A trapalhada da colecção Berardo (cerca de 1500 obras de arte do século 20) parece-se cada vez mais com uma novela mexicana. Já se percebeu que a ministra da Cultura não quer nada com o capitalista madeirense. No entanto, de cada vez que soa o telefone de São Bento, Isabel Pires de Lima afirma apressada o seu afã em conseguir um bom contrato com o Comendador. O Primeiro Ministro, por sua vez, deixa que o seu nome seja, nesta matéria, sistematicamente invocado pelo Comendador, que pelos vistos lhe telefona por dá cá aquela palha, fazendo queixinhas da Sra Ministra. Por fim, não se percebe porque é que um homem tão rico, com uma colecção de arte tão importante, se presta a estas andanças caricatas.

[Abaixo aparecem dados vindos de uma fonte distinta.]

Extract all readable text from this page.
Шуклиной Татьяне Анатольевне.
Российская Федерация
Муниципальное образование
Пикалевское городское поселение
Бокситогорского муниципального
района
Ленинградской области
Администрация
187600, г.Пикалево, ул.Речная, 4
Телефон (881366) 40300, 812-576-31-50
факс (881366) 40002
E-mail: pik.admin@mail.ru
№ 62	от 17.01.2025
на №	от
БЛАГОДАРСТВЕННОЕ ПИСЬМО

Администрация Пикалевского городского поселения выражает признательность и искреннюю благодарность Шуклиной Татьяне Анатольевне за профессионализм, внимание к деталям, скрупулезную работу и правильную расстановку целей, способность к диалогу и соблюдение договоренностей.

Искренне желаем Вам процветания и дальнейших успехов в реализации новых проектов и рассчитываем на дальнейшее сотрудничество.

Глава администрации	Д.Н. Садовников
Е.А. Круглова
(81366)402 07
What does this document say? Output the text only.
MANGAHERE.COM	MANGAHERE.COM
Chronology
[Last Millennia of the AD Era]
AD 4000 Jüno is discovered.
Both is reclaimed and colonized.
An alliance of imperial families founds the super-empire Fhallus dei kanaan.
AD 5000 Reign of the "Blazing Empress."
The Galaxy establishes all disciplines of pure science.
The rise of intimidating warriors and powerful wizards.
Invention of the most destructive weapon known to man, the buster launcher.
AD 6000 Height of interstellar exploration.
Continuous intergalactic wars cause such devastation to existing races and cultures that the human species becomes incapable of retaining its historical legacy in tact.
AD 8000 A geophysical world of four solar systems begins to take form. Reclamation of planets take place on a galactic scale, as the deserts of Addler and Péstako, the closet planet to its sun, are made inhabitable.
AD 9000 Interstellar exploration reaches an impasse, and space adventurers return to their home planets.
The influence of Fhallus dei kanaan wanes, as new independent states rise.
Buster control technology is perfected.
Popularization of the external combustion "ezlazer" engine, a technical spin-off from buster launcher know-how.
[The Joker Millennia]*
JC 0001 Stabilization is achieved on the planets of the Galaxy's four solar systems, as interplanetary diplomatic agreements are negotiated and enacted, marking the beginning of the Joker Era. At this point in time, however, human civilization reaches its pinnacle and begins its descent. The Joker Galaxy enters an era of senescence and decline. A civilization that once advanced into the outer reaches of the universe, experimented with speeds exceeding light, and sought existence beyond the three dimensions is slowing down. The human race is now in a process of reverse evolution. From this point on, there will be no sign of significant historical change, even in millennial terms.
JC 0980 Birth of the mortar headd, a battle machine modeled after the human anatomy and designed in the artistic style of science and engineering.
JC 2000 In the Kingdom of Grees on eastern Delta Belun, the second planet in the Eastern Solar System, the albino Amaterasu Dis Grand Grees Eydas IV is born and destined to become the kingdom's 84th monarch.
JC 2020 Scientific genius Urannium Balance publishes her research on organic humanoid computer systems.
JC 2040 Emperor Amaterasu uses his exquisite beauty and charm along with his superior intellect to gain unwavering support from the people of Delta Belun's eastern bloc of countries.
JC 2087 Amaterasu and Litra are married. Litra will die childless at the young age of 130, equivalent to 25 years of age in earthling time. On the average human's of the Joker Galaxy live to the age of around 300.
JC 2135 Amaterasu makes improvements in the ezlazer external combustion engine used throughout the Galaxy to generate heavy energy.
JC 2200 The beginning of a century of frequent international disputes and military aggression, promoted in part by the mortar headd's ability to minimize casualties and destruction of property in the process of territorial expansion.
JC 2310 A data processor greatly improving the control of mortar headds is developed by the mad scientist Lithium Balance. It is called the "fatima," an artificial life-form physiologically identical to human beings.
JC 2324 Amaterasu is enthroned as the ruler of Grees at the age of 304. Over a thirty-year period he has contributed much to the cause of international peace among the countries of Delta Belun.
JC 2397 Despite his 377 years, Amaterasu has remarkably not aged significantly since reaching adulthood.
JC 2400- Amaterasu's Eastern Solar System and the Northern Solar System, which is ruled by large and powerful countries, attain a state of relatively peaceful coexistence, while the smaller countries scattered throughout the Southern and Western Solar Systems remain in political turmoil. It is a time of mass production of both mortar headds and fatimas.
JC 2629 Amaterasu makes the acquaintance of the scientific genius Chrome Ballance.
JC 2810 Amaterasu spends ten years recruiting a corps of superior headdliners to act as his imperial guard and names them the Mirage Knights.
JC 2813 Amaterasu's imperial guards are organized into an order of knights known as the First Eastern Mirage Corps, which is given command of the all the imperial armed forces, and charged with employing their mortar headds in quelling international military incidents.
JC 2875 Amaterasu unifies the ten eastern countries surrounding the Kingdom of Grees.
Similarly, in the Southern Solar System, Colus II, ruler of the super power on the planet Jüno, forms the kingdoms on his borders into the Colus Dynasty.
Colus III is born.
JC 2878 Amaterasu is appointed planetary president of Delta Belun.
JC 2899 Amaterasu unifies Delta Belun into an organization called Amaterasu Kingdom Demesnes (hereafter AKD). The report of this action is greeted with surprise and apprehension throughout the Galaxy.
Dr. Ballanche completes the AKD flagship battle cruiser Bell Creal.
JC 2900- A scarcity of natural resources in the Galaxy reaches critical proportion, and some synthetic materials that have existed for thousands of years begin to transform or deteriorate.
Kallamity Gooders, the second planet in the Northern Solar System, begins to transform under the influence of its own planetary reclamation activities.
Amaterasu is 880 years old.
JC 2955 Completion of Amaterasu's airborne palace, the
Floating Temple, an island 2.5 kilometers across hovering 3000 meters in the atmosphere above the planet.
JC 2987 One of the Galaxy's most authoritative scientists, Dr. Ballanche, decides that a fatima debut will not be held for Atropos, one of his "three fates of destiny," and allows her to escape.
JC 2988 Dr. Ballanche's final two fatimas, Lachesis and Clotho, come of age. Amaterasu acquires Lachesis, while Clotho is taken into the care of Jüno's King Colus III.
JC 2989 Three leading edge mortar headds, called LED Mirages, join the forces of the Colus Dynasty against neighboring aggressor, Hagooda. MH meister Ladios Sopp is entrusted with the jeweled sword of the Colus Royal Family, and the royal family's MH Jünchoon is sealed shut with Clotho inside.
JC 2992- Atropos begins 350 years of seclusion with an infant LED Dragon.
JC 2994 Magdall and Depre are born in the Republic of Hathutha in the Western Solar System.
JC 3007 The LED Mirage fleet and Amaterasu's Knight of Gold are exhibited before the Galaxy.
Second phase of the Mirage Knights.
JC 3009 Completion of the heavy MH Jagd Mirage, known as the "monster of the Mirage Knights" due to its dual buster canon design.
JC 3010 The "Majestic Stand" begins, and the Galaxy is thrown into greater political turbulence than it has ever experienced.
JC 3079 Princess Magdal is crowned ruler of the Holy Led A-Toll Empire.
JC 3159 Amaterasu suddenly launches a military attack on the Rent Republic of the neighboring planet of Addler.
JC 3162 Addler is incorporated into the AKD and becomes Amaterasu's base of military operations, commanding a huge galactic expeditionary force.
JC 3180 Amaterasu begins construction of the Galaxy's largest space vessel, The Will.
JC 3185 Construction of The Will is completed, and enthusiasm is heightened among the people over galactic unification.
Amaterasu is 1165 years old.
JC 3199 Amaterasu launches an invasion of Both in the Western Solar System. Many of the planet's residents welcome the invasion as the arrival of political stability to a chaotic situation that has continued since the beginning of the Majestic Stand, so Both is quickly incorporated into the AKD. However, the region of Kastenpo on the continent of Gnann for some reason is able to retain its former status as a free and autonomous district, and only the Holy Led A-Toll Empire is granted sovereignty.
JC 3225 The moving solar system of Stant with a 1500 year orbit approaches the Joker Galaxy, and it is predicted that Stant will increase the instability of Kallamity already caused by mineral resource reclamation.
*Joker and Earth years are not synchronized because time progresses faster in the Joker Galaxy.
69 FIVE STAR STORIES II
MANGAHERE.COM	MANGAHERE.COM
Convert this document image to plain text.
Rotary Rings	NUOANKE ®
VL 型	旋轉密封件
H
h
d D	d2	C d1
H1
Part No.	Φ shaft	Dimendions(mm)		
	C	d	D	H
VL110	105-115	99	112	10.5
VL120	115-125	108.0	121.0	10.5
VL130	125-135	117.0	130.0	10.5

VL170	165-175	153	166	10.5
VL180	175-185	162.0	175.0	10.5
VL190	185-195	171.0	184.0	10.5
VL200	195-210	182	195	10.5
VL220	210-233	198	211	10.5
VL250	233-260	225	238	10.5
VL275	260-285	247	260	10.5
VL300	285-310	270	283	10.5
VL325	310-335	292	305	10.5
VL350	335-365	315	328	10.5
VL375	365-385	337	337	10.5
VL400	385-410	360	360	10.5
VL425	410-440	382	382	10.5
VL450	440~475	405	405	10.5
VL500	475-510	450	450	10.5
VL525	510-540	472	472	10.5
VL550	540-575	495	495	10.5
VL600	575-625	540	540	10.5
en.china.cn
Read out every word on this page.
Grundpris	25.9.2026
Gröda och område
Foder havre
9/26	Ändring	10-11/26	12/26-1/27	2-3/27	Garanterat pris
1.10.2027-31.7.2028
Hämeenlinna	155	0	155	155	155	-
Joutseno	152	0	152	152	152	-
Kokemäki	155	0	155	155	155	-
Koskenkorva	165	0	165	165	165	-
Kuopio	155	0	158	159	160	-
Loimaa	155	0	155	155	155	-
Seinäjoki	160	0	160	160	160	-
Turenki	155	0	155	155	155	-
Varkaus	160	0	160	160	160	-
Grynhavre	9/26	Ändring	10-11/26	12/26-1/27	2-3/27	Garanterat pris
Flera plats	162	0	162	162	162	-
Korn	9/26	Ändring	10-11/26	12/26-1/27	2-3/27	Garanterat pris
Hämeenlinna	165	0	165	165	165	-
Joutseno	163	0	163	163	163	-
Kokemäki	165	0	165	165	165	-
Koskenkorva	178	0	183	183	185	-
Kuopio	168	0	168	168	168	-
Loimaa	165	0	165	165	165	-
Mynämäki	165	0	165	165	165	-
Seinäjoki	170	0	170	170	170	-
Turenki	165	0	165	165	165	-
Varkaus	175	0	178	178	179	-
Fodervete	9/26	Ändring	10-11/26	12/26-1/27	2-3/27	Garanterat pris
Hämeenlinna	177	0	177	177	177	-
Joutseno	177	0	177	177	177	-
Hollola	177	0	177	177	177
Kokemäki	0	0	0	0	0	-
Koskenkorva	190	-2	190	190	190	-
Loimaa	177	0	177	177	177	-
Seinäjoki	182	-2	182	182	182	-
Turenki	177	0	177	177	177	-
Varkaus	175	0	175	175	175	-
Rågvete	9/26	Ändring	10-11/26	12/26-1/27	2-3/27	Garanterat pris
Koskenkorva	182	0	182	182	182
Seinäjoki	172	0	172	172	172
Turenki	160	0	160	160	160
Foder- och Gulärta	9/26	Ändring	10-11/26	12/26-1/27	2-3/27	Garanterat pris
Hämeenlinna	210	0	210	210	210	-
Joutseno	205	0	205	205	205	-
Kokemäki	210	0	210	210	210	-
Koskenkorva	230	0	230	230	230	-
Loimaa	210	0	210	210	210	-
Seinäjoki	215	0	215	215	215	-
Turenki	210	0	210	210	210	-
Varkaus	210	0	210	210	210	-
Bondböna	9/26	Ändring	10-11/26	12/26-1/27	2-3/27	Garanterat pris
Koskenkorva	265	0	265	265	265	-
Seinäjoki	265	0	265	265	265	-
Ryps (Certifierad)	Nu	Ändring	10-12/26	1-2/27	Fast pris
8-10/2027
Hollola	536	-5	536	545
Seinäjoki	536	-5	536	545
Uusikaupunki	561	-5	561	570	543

Das duas uma, ou a colecção é mesmo excepcional, e não faltarão públicos que paguem os custos da sua conservação e exibição pública e neste caso o Senhor Comendador não precisaria do CCB para coisa nenhuma ou então, pelo contrário, a colecção fica aquém do circo intelectual e mediático que em sua volta tem vindo a ser montado e neste caso, daria muito jeito a Joe Berardo comprometer o Estado português e uma das suas principais instituições culturais nos custos e trabalhos da sua conservação, exibição e legitimação...
A verdade é que, como se sabe (ou deveriam saber os nossos agentes culturais) os públicos da chamada "arte contemporânea" têm vindo a diminuir em todo o mundo, e nada augura uma inversão desta tendência. As excepções ocorrem apenas nas grandes instituições historicamente consolidadas da cultura moderna do século passado: MoMA, Guggenheim de Nova Iorque, Tate e Centre Pompidou. E mesmo nestes casos, só à custa de grandes orçamentos e grandes investimentos em arquitectura, publicidade e merchandizing. Estamos no século 21 e a cultura que ai vem é outra. Não creio, sinceramente, que as mil e quinhentas obras de arte do Senhor Berardo fossem capazes de, por si sós, alterar o panorama deficitário do CCB (ver nota de rodapé). E daí...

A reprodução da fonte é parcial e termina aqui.